Réputation. Mais comment
libérer cette compassion naturelle qui serait donc en nous dans des
sociétés où la recherche de l’intérêt personnel a été poussée à
l’extrême ces vingt dernières années ? Jane Dutton et ses collègues de
l’université du Michigan ont réfléchi à une mise en pratique concrète.
Pour Robin Teigland, chercheuse américaine à la Stockholm School of
Economics, Internet offre une piste intéressante en dehors des
organisations existantes. «Sur certains réseaux, comme
OpenSimulator, où l’on développe des plateformes en open source de
mondes virtuels, la plupart des contributeurs les plus actifs sont des
entrepreneurs.
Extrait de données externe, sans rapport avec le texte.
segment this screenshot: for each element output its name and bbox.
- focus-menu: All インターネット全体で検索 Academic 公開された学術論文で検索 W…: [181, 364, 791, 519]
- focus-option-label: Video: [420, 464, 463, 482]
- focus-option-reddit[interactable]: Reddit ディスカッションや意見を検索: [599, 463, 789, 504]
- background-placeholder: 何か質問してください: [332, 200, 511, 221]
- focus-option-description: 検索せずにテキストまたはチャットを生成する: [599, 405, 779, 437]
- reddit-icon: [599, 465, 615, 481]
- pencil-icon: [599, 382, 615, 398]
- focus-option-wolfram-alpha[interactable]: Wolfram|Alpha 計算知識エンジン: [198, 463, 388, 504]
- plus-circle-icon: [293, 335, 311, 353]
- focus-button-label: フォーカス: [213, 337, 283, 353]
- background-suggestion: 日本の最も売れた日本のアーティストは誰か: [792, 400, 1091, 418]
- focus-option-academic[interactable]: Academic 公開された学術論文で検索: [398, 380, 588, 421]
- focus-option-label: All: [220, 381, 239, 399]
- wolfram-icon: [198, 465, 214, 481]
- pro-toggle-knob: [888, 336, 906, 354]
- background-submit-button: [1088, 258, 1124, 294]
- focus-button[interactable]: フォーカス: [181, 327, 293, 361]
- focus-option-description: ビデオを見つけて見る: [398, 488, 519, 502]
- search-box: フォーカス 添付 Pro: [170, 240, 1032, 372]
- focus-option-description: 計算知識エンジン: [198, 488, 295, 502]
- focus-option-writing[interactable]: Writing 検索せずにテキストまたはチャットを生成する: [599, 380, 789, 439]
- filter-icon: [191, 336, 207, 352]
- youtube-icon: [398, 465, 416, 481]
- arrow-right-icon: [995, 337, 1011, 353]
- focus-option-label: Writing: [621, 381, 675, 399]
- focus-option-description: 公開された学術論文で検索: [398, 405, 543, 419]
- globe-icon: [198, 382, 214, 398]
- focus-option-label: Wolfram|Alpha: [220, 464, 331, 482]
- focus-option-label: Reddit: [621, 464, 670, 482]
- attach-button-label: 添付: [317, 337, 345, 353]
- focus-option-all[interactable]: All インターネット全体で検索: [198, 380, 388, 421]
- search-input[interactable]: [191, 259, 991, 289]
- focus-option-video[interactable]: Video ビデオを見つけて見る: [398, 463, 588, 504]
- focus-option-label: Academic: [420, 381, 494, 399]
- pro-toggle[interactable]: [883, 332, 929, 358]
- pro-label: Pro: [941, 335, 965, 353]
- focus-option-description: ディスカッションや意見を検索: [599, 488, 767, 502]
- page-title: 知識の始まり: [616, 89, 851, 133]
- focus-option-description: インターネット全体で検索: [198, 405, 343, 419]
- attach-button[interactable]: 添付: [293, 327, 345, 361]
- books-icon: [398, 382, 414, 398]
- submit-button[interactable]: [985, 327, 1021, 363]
Autrement dit, des personnes dont le temps est précieux,
dont l’objectif est a priori le profit, et qui, pourtant, consacrent
énormément de temps à développer des programmes que chacun, y compris
leurs concurrents, peuvent utiliser gratuitement.» Ces
entrepreneurs, certes, trouvent d’autres compensations : un nouveau
réseau social, une réputation, un challenge intellectuel, etc. Autant
d’éléments qui sont bien la preuve que l’altruisme, comme la compassion,
peuvent être compatibles avec le business. Pour les plus rétifs, sachez
que l’on peut aussi «s’entraîner» à la compassion. Mais dans notre
monde gouverné par les chiffres, la route sera évidemment très longue…
(1) Compassion : du latin compatior , «je souffre avec». Sentiment qui porte à plaindre et à soulager les maux d’autrui.